March 29 (Bloomberg) -- Great Wall Motor Co., which posted record profit last year, said it will set up Haval as a stand-alone sport-utility vehicle brand to enhance its image and better compete with marques such as Jeep and Land Rover.
Great Wall will separate the sales outlets for Haval from those of its other brands. The automaker, based in Baoding in China’s northern Hebei province, has sold more than 1 million Haval SUVs in over 100 countries as of March 25, the company said.
“We actually want to be the top SUV model in the world,” Chairman Wei Jianjun said in Beijing today. “We want to outperform other local brands and catch up with foreign brands in terms of ability to charge premiums.”

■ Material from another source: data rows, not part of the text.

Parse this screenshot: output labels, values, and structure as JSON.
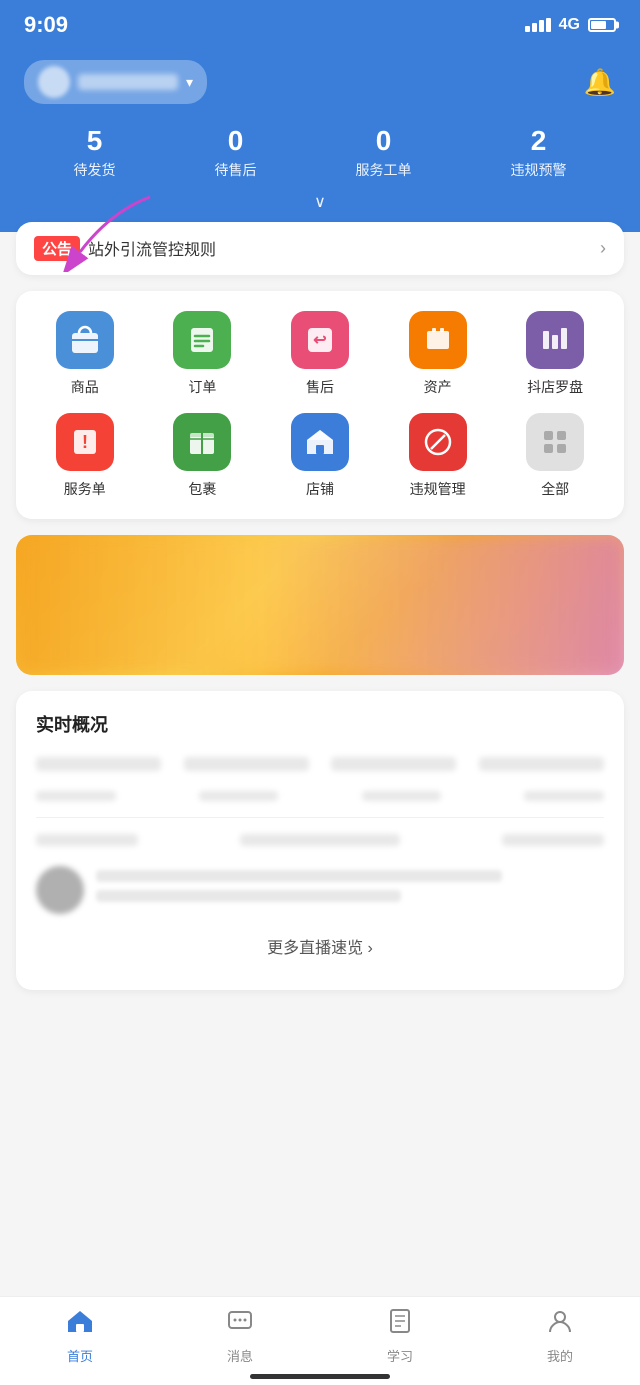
{
  "statusBar": {
    "time": "9:09",
    "signal": "4G"
  },
  "header": {
    "storeName": "店铺名称",
    "bellLabel": "通知"
  },
  "stats": [
    {
      "key": "待发货",
      "value": "5"
    },
    {
      "key": "待售后",
      "value": "0"
    },
    {
      "key": "服务工单",
      "value": "0"
    },
    {
      "key": "违规预警",
      "value": "2"
    }
  ],
  "announcement": {
    "badge": "公告",
    "text": "站外引流管控规则",
    "arrow": "›"
  },
  "iconGrid": [
    {
      "key": "商品",
      "label": "商品",
      "color": "blue",
      "icon": "🛍"
    },
    {
      "key": "订单",
      "label": "订单",
      "color": "green",
      "icon": "≡"
    },
    {
      "key": "售后",
      "label": "售后",
      "color": "pink",
      "icon": "↩"
    },
    {
      "key": "资产",
      "label": "资产",
      "color": "orange",
      "icon": "💼"
    },
    {
      "key": "抖店罗盘",
      "label": "抖店罗盘",
      "color": "purple",
      "icon": "📊"
    },
    {
      "key": "服务单",
      "label": "服务单",
      "color": "red",
      "icon": "!"
    },
    {
      "key": "包裹",
      "label": "包裹",
      "color": "green2",
      "icon": "📦"
    },
    {
      "key": "店铺",
      "label": "店铺",
      "color": "blue2",
      "icon": "🏠"
    },
    {
      "key": "违规管理",
      "label": "违规管理",
      "color": "pinkred",
      "icon": "⊘"
    },
    {
      "key": "全部",
      "label": "全部",
      "color": "gray",
      "icon": "⊞"
    }
  ],
  "realtimeSection": {
    "title": "实时概况",
    "moreLive": "更多直播速览 ›"
  },
  "bottomNav": [
    {
      "key": "home",
      "label": "首页",
      "active": true
    },
    {
      "key": "message",
      "label": "消息",
      "active": false
    },
    {
      "key": "learn",
      "label": "学习",
      "active": false
    },
    {
      "key": "mine",
      "label": "我的",
      "active": false
    }
  ]
}
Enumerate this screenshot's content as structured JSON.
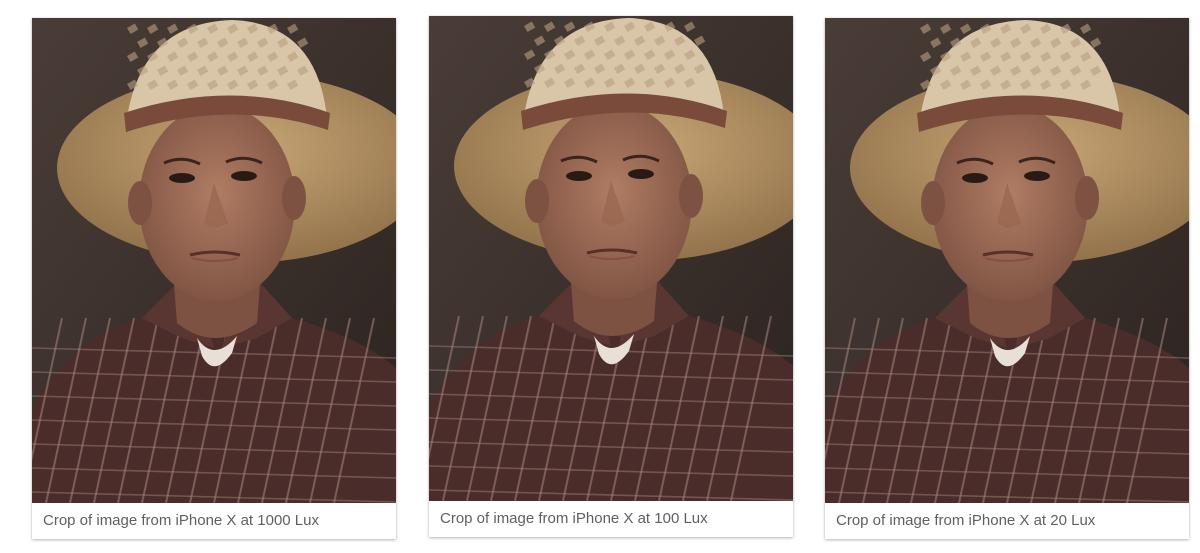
{
  "figures": [
    {
      "caption": "Crop of image from iPhone X at 1000 Lux",
      "photo_label": "portrait-photo-1000-lux"
    },
    {
      "caption": "Crop of image from iPhone X at 100 Lux",
      "photo_label": "portrait-photo-100-lux"
    },
    {
      "caption": "Crop of image from iPhone X at 20 Lux",
      "photo_label": "portrait-photo-20-lux"
    }
  ],
  "colors": {
    "background_dark": "#2b2320",
    "background_mid": "#4a3d37",
    "hat_light": "#d9c6a8",
    "hat_band": "#7a4a3a",
    "skin": "#b07c63",
    "skin_shadow": "#7d5242",
    "shirt": "#4a2d2a",
    "shirt_stripe": "#a7857c",
    "undershirt": "#e8e0d6",
    "caption_text": "#5f5f5f"
  }
}
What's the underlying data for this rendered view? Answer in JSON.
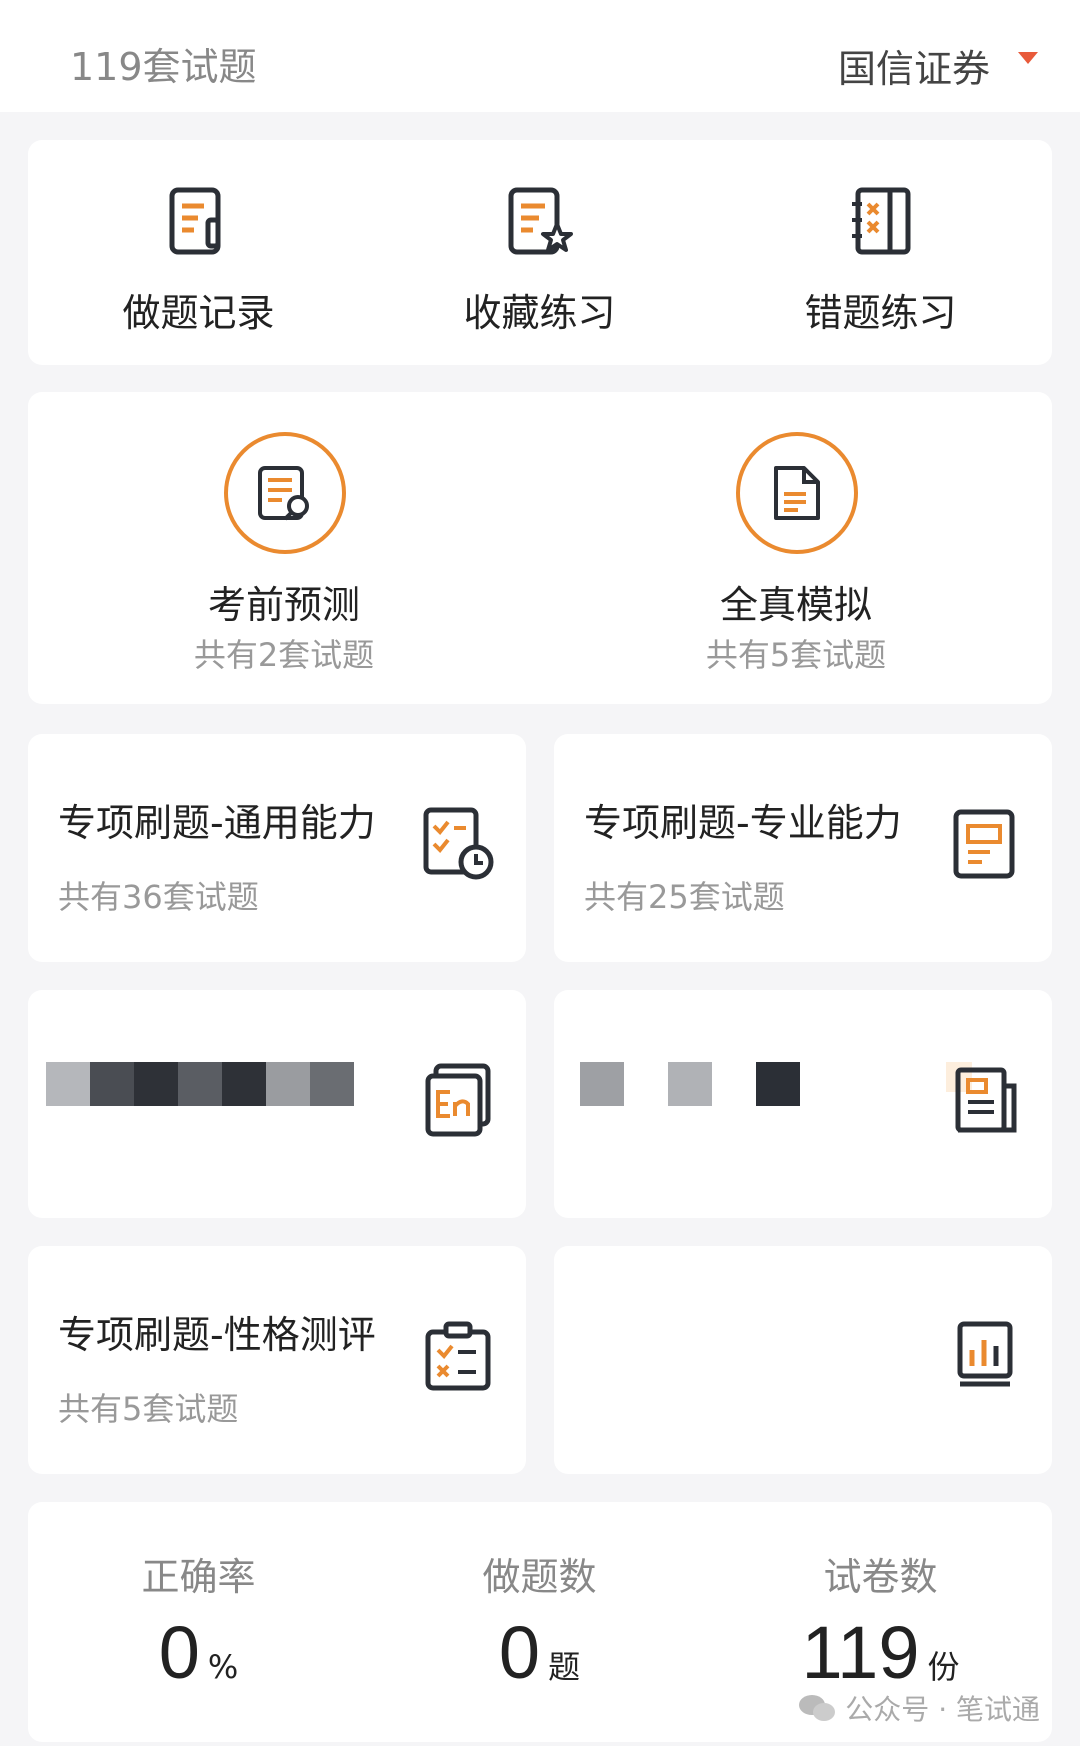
{
  "header": {
    "count_label": "119套试题",
    "org_label": "国信证券"
  },
  "quick_actions": [
    {
      "label": "做题记录",
      "icon": "record-icon"
    },
    {
      "label": "收藏练习",
      "icon": "favorite-icon"
    },
    {
      "label": "错题练习",
      "icon": "wrong-icon"
    }
  ],
  "featured": [
    {
      "title": "考前预测",
      "subtitle": "共有2套试题",
      "icon": "search-doc-icon"
    },
    {
      "title": "全真模拟",
      "subtitle": "共有5套试题",
      "icon": "document-icon"
    }
  ],
  "categories": [
    {
      "title": "专项刷题-通用能力",
      "subtitle": "共有36套试题",
      "icon": "checklist-clock-icon"
    },
    {
      "title": "专项刷题-专业能力",
      "subtitle": "共有25套试题",
      "icon": "notebook-icon"
    },
    {
      "title": "",
      "subtitle": "",
      "icon": "english-icon"
    },
    {
      "title": "",
      "subtitle": "",
      "icon": "newspaper-icon"
    },
    {
      "title": "专项刷题-性格测评",
      "subtitle": "共有5套试题",
      "icon": "clipboard-icon"
    },
    {
      "title": "",
      "subtitle": "",
      "icon": "bar-chart-icon"
    }
  ],
  "stats": [
    {
      "label": "正确率",
      "value": "0",
      "unit": "%"
    },
    {
      "label": "做题数",
      "value": "0",
      "unit": "题"
    },
    {
      "label": "试卷数",
      "value": "119",
      "unit": "份"
    }
  ],
  "watermark": "公众号 · 笔试通",
  "colors": {
    "accent": "#ea8a2f",
    "caret": "#e85a3a",
    "ink": "#2b2f36"
  }
}
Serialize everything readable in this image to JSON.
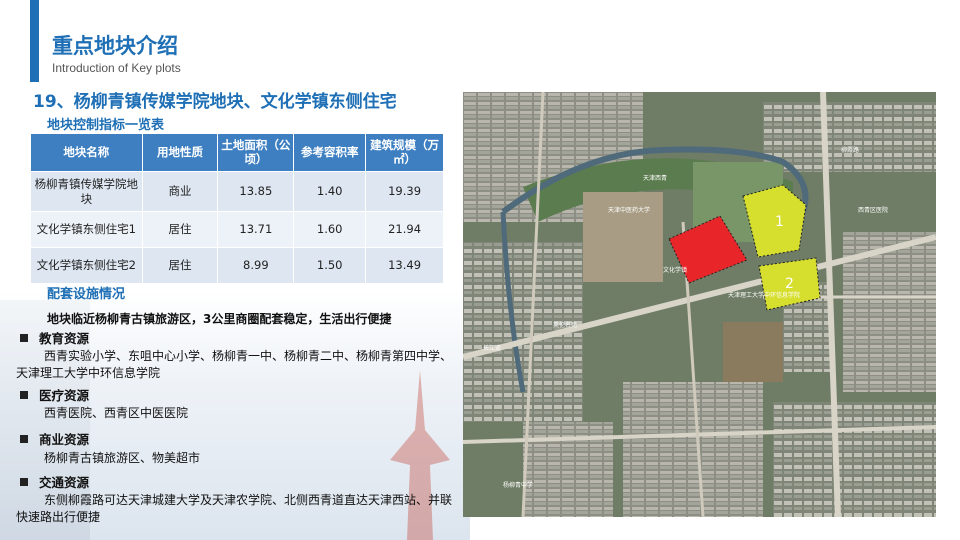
{
  "header": {
    "title": "重点地块介绍",
    "subtitle": "Introduction of Key plots"
  },
  "heading": "19、杨柳青镇传媒学院地块、文化学镇东侧住宅",
  "table": {
    "title": "地块控制指标一览表",
    "headers": [
      "地块名称",
      "用地性质",
      "土地面积（公顷）",
      "参考容积率",
      "建筑规模（万㎡）"
    ],
    "rows": [
      [
        "杨柳青镇传媒学院地块",
        "商业",
        "13.85",
        "1.40",
        "19.39"
      ],
      [
        "文化学镇东侧住宅1",
        "居住",
        "13.71",
        "1.60",
        "21.94"
      ],
      [
        "文化学镇东侧住宅2",
        "居住",
        "8.99",
        "1.50",
        "13.49"
      ]
    ]
  },
  "facilities": {
    "title": "配套设施情况",
    "summary": "地块临近杨柳青古镇旅游区，3公里商圈配套稳定，生活出行便捷",
    "sections": [
      {
        "name": "教育资源",
        "text": "西青实验小学、东咀中心小学、杨柳青一中、杨柳青二中、杨柳青第四中学、天津理工大学中环信息学院"
      },
      {
        "name": "医疗资源",
        "text": "西青医院、西青区中医医院"
      },
      {
        "name": "商业资源",
        "text": "杨柳青古镇旅游区、物美超市"
      },
      {
        "name": "交通资源",
        "text": "东侧柳霞路可达天津城建大学及天津农学院、北侧西青道直达天津西站、并联快速路出行便捷"
      }
    ]
  },
  "map": {
    "plot_labels": [
      "1",
      "2"
    ],
    "place_labels": [
      "天津西青",
      "天津中医药大学",
      "文化学镇",
      "英伦名苑",
      "杨柳青中学",
      "天津理工大学中环信息学院",
      "西青区医院",
      "长江道",
      "柳霞路"
    ],
    "colors": {
      "plot_red": "#e8262a",
      "plot_yellow": "#d6de2e"
    }
  },
  "colors": {
    "accent": "#1e6fb5",
    "table_header": "#3d7fc1"
  }
}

Great Wall will focus on developing the Haval H series SUV and higher end models after the spinoff and develop Haval into a “professional SUV brand,” Wei said.
SUVs were the fastest-growing vehicle segment in China last year, as consumers opted for more space than conventional sedans offer. That helped Great Wall boost net income last year by 66 percent and more than double its share price.
The separation of the networks will take two to three years, while the company plans to add the H9 SUV next year, Wei said.
Great Wall said this week it plans to invest 10 billion baht ($342 million) to open a factory in Thailand to produce 100,000 vehicles a year.